The reality that attackers may have made millions of dollars in fraudulent Apple Pay purchases is just another example of how poor execution renders worthless even the top security technology.

Only last week, payment security specialists told Black Reading that Apple’s secure mobile payment technology released in September — is not inferior to some of the other payment tech out there. Since that time, nevertheless, they became conscious of “wild” Apple Pay fraud, detailed nicely by The Guardian.

While specialists were surprised by the quickness of the attackers and extent of the fraud, they maintain the technology is powerful.

“Apple Pay is very good,” says Gartner prominent analyst Avivah Litan. “It is the bank procedures for identity-proofing which are poor.”

“More needs to be carried out to make sure the apparatus to which information is provisioned belongs to the valid accountholder.”

Acceptance is given by some banks on such advice and others add an additional process of authority. Oftentimes that additional check is just to phone inquire to confirm the past four digits of their Social Security number and the man claiming to be the accountholder.
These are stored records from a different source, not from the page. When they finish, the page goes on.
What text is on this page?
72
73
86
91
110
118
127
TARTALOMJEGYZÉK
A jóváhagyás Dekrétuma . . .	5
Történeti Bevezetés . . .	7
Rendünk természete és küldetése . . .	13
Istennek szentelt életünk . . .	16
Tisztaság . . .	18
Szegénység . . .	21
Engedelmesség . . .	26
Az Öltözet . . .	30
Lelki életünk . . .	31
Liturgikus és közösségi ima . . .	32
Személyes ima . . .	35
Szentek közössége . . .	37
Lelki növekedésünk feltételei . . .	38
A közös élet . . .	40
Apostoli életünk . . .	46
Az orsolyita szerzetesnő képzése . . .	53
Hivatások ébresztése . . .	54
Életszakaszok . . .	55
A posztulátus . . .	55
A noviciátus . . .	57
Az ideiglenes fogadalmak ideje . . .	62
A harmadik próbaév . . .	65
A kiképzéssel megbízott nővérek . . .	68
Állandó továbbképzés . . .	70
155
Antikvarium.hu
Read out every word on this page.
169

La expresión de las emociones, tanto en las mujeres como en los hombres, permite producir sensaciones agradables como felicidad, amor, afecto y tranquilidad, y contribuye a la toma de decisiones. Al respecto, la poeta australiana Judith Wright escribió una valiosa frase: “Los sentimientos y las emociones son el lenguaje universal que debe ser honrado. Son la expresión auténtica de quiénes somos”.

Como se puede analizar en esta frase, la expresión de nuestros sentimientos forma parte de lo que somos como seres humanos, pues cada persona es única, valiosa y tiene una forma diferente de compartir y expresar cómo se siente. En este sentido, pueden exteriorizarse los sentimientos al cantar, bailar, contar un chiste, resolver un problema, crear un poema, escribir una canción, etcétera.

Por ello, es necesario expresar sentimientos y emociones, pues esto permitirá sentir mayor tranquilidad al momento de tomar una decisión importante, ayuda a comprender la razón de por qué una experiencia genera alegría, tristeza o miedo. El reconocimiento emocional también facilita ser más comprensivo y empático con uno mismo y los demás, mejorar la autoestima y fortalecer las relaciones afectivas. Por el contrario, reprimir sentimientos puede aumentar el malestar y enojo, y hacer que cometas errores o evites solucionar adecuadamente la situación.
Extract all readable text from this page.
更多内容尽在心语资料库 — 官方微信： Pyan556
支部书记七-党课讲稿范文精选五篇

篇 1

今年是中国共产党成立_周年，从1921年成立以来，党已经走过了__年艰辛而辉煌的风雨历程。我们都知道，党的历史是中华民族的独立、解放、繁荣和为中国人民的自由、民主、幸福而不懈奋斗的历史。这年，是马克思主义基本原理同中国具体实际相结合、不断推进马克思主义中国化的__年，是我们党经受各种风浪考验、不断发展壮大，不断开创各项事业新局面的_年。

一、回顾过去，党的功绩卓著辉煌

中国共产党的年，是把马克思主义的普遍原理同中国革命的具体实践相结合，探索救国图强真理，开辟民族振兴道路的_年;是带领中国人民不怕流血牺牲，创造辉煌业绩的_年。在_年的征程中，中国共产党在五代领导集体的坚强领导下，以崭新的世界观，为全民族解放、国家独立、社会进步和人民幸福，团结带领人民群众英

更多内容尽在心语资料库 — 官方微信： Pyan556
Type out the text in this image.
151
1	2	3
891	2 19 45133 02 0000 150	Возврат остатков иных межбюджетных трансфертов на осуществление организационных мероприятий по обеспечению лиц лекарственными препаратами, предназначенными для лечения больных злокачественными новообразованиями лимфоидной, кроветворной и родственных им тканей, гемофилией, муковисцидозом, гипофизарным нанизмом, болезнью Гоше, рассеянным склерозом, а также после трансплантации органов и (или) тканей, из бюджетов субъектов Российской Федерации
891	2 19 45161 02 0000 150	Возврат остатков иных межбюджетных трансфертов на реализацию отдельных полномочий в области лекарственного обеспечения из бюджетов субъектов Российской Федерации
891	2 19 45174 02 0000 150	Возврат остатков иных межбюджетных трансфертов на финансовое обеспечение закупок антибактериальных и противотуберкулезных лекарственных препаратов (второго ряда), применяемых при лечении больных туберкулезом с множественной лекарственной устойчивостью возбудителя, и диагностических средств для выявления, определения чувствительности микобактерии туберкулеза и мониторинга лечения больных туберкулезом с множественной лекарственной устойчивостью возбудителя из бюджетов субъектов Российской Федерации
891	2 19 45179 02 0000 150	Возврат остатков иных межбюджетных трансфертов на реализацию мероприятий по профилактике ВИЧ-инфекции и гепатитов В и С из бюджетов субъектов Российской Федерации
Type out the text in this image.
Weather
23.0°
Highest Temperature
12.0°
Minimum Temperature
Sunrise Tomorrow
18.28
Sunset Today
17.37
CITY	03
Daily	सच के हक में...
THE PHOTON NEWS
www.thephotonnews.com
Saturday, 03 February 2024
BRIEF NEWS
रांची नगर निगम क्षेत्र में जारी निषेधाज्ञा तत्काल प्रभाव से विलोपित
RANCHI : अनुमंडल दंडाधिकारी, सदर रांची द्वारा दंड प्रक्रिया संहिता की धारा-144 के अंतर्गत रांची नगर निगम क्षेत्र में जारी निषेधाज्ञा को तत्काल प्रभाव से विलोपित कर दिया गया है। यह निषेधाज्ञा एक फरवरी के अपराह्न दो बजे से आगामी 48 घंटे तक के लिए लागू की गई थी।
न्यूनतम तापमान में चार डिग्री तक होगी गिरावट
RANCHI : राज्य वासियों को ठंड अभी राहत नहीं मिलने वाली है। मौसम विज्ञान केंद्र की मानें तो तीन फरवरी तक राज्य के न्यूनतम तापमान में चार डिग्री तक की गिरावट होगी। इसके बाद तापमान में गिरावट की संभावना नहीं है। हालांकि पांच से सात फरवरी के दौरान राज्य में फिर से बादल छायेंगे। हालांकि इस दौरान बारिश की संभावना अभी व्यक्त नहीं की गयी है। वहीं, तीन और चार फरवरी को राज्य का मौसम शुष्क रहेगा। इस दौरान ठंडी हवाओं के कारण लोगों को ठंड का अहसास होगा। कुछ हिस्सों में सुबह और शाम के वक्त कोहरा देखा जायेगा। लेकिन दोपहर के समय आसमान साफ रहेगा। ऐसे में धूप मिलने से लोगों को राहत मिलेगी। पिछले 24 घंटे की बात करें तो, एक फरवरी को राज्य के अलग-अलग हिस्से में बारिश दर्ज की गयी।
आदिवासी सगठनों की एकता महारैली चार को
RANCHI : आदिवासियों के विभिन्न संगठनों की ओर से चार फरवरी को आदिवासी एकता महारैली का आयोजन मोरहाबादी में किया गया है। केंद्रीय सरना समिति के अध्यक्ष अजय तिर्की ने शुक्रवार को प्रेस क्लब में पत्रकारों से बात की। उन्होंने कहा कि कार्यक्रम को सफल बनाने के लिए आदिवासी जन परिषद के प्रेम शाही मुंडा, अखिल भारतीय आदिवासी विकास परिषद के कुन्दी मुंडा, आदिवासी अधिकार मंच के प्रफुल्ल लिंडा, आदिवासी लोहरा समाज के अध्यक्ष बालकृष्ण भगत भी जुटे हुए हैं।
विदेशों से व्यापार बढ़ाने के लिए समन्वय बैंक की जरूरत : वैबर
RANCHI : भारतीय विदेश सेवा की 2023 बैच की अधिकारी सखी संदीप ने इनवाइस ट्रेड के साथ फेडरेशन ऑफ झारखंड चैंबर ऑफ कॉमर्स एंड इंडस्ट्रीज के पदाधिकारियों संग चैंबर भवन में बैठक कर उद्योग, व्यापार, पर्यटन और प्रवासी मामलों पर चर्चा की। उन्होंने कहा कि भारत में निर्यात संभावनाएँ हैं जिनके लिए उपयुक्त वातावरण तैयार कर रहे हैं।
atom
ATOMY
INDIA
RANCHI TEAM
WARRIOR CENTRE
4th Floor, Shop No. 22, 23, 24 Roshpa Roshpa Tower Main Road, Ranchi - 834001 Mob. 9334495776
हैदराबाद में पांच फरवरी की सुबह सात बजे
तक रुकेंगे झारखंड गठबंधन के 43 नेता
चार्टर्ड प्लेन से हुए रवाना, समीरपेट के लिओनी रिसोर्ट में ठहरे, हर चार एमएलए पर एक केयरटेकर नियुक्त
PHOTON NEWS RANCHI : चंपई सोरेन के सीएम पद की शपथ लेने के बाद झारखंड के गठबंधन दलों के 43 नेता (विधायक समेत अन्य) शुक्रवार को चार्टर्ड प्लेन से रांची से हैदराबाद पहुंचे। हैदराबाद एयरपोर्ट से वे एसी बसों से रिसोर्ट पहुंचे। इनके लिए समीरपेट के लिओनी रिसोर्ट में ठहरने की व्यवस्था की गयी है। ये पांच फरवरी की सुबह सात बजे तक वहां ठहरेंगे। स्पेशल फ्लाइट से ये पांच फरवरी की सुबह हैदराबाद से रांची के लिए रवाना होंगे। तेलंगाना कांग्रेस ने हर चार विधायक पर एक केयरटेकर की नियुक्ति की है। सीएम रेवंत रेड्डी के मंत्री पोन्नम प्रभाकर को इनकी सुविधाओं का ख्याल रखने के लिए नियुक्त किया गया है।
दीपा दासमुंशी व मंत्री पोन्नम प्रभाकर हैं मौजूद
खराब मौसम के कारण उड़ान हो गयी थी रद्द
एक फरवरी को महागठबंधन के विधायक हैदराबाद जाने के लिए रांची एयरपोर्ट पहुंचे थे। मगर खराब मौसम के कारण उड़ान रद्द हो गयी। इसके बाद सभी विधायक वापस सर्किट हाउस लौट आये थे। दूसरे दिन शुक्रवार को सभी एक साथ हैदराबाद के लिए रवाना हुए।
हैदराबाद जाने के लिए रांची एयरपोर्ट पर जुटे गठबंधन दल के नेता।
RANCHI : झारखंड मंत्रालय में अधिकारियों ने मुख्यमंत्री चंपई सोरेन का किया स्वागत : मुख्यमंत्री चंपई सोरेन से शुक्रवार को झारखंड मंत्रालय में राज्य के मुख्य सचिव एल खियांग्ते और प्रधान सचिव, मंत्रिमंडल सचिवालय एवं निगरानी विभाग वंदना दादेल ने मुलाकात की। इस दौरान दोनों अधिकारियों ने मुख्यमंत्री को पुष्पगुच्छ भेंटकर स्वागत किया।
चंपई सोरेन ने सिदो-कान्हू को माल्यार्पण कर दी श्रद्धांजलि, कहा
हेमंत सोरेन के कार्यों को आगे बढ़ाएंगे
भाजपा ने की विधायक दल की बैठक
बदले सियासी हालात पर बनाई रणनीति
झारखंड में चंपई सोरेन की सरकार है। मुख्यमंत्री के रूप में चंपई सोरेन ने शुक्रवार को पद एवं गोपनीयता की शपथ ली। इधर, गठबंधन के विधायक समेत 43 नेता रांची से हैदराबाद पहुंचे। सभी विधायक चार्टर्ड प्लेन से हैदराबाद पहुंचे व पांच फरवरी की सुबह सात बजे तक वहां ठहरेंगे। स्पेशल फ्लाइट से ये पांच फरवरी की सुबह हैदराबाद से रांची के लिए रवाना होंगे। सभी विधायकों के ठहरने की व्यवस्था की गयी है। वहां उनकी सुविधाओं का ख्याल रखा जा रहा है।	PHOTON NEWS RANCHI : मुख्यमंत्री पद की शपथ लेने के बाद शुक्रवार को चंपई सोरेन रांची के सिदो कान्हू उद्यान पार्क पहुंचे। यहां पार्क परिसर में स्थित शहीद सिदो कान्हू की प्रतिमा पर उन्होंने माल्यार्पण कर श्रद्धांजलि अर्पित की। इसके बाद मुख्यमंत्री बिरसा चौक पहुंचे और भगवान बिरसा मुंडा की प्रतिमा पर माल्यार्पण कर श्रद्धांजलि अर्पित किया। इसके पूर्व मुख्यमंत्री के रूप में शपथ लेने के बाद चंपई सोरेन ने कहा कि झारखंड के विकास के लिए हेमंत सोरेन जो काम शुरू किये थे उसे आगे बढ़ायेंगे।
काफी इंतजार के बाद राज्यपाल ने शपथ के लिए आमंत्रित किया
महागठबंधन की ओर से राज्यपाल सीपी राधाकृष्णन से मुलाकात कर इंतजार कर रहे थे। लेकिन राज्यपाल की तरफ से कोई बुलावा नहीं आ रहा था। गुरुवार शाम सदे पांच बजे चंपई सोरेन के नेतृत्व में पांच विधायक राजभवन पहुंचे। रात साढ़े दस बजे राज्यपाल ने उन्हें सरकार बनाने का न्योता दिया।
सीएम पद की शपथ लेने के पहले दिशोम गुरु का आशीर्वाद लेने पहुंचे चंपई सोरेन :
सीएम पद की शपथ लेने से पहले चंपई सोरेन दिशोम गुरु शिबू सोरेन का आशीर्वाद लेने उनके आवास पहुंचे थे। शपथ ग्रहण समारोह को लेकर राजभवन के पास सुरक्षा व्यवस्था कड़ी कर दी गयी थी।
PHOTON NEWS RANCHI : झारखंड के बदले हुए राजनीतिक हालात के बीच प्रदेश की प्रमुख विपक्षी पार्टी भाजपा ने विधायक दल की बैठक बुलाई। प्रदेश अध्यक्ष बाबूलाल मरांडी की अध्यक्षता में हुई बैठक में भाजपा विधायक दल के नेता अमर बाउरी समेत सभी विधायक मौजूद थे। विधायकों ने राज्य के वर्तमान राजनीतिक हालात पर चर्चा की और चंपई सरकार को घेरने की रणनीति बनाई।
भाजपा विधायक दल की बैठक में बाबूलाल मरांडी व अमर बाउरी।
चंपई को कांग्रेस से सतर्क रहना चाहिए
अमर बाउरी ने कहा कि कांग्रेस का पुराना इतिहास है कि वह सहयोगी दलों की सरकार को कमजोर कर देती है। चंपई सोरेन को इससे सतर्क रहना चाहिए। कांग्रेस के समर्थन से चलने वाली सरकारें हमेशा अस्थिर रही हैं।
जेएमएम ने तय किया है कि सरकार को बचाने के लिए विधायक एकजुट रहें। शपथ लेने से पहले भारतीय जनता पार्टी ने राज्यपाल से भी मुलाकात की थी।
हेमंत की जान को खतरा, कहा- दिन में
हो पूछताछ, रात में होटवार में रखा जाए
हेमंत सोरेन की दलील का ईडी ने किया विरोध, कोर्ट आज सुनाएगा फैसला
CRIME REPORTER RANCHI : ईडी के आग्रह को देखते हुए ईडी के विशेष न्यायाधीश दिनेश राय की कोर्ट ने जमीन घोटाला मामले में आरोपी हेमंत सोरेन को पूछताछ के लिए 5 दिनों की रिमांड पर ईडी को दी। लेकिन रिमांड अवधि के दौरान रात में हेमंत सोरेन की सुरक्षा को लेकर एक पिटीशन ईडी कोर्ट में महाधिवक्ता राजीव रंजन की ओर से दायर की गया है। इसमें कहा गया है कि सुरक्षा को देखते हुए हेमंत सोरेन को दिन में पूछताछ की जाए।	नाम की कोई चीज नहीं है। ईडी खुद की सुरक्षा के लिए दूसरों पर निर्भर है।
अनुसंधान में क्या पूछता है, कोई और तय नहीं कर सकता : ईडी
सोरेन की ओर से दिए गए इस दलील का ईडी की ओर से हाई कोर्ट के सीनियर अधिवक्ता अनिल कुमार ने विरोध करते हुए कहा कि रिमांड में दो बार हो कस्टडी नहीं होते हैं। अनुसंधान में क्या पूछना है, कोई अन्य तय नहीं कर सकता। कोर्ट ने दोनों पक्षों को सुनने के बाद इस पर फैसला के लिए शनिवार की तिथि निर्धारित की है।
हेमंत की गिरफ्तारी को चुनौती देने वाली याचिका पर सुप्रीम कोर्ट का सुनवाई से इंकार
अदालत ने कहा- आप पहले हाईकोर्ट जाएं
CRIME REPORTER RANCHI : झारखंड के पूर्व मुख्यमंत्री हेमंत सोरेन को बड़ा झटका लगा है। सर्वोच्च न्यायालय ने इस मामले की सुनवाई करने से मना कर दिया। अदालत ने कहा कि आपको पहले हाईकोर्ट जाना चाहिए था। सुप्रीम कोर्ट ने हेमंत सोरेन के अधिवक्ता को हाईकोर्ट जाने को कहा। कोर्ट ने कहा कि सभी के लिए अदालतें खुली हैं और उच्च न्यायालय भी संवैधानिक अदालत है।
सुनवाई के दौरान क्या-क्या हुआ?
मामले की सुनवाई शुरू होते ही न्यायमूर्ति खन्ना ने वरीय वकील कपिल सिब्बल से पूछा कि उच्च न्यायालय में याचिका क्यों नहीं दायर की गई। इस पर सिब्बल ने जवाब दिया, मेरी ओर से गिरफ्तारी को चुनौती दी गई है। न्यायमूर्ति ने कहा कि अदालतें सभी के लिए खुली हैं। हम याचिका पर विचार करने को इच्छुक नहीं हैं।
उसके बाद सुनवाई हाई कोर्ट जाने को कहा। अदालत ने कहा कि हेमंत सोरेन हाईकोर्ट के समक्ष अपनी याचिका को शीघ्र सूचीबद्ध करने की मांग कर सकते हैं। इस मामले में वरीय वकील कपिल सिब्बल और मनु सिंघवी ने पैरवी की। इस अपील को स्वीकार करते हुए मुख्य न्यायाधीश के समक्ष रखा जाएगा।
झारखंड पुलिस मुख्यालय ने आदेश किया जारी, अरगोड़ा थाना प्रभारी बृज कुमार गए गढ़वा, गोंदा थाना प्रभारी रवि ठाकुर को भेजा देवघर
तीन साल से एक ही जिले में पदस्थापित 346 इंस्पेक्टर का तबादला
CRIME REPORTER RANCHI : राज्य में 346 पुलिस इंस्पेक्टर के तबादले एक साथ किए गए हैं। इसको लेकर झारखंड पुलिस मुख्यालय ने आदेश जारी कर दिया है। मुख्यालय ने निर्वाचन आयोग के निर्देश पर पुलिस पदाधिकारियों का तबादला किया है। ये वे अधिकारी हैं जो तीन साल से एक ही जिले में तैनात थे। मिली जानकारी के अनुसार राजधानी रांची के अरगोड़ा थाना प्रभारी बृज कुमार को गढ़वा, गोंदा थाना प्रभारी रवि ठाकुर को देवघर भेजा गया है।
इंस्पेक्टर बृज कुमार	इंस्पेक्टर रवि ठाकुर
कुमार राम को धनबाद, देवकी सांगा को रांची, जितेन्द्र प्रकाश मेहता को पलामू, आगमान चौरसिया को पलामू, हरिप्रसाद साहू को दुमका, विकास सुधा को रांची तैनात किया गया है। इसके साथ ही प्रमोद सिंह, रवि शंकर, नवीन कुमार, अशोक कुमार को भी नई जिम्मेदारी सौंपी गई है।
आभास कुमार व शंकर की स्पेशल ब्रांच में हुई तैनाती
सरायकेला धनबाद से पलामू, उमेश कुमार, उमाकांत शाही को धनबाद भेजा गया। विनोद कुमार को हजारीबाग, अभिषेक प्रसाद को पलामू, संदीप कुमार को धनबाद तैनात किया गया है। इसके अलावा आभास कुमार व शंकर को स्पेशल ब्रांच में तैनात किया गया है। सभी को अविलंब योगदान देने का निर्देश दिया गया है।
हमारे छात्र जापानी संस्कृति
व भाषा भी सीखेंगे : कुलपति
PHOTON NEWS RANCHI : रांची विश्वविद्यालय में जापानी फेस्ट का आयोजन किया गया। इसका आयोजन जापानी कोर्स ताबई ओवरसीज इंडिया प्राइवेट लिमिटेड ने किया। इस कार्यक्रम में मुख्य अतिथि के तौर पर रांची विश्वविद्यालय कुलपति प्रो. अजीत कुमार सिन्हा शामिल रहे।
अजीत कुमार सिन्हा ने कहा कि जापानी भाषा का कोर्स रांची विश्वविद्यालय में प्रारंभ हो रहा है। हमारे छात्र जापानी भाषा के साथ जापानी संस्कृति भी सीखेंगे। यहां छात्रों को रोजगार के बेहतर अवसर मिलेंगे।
If so, fraudsters do not need to attempt to decipher into Apple’s token vault — they can get private information or into the issue bank, including SSNs, by breaking third parties’ databases or by just purchasing it on the black market.

SSNs overlap two types of authentication variables — “something you know” and “something you are” — and offer simply the worst features of both. A last-four-digit combination is not as difficult to brute force as any 4-digit PIN. SSNs are hopeless to change, unless you’ve joined the Witness Protection Program already had wide-ranging identity theft issues, or shown you’ve got extreme spiritual objections to your unique number. Plus, it’s impossible to check an SSN is actually “you,” because the Social Security Administration will neither affirm nor deny that a particular SSN fits using a specific name.

Luckily, we’ve better alternatives for call center authentication, including biometrics or through telephone print authentication.”

Litan advocates that financial institutions reduce their reliance on static information (such as SSNs), increase use of dynamic information (such as behaviour evaluation), and layer multiple authentication procedures upon one another. For instance, analyzing linkages between name, email address, telephone number, mailing address, and a device; and analyzing behaviour, like navigation and network customs; and analyzing endpoint-centric variables like apparatus and geolocation fingerprinting. She also urges that for high risk situations, financial institutions contemplate impeding the authorization procedure or implementing biometrics tools down by using snail mail or needing in-person interactions.

“As for tying the apparatus to the accountholder,” says Pascual, “there are a few technologies out there which authenticate the mobile apparatus by leveraging the relationship. We can expect these options to eventually become more popular, maybe essential to addressing this problem.”